Recently we spent sometime over at Chippenham Pit Stop supporting their back care initiative for truckers. According to the UK Health and Safety Executive (HSE) report, 81% of truck drivers reported low back pain in 2018/19. So what makes lorry driving a precursor for back pain?
Like with anything in life we become what we repeatedly do, so if you sit in a cab for 9-10 hours a day your body is going to become that posture. By this we mean your body learns your seated driving position, the muscles at the back of your legs and hip flexors get tight, which is often accompanied by stiffness in the back and this may develop into lower back pain.

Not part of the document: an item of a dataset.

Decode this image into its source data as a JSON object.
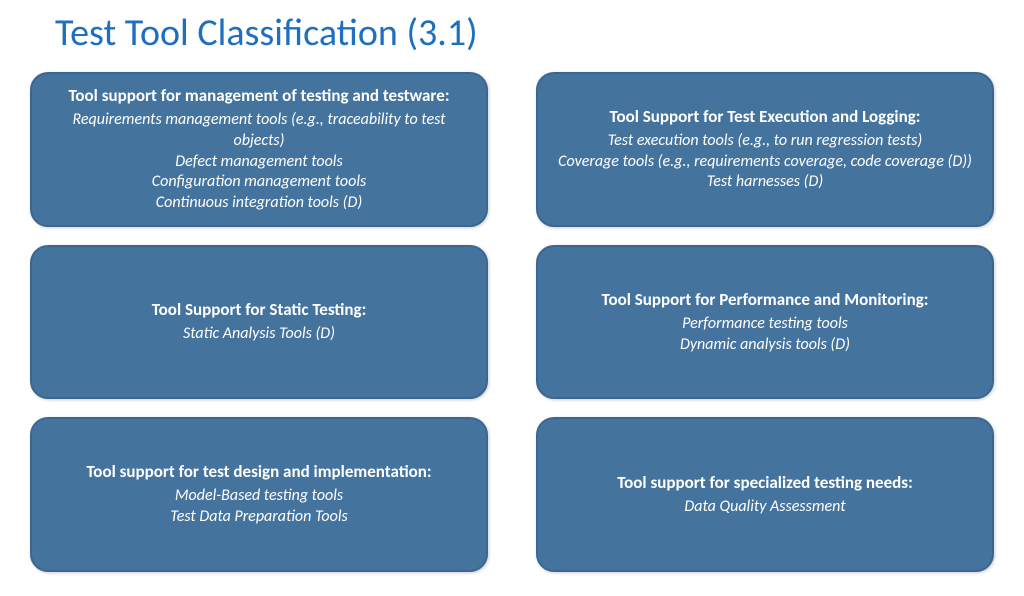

So, to help support your spine we've put together 3 simple exercises you can be doing when you stop to reduce your back pain, protect your back and make your onwards journey more comfortable.
Firstly, getting out of the cab correctly is one of the biggest contributing factors to the lower back pain we've witnessed in lorry drivers. From jumping down from the cab or skipping the bottom step and landing abruptly on one leg, is saving a few seconds on your descent worth the risk of low back pain? I thought not, so make sure you're using good practice to protect your back.
This is closely followed by the time spent driving continuous, typical driving advice is any time greater than 2 hours you should take a break and then every hour thereafter. Often we begrudge taking regular breaks and it isn't always the most convenient, especially with a lorry finding somewhere to stop, however the more you stick to taking regular breaks to get out the cab and get moving the better it is for your spine. After all we're designed to move.
1. Roll down
Stand comfortably, slowly tuck chin to chest and continue to flex through the mid and lower back as if you're curling to touch your toes, once at end range hold this position or hold opposite elbows and gently sway side to side to encourage mobility through the lower spine. To return to upright, tuck the tailbone and continue to roll slowly upwards.
Repeat 3 times trying to deepen your reach each time.
Click here to see how https://youtu.be/VpQ9SPwNPvY
2. Modified Chair (use cab instead)
Bend forwards with straight legs and lean forwards (hip hinge) until hands contact the cab, you should feel a stretch down the back of the legs. If you feel mobility is stopping you reaching this stretch or the pull is too intense slightly bend the knees to find a more comfortable position. To return to upright, slowly walk feet inwards and continue to lift torso.
Hold for 15-20 seconds and repeat 3 times.
Click here to see how https://youtu.be/9la2EdGZ-bc
3. High lunge
In this exercise step forwards, and bend the front knee, dropping the back knee towards the ground. If you feel unstable use the cab for support. Keep your torso upright, tuck your tail and lean forwards. This stretch targets your hip flexors so you should be feeling this front of the hip on the back leg, and into the top of the thigh.
Hold for 15-20 seconds and repeat 3 times on each side.
Click here to see how https://youtu.be/xASFze7P-Fs
Don't forget to take these tips with you on your onwards travels. Safe trucking!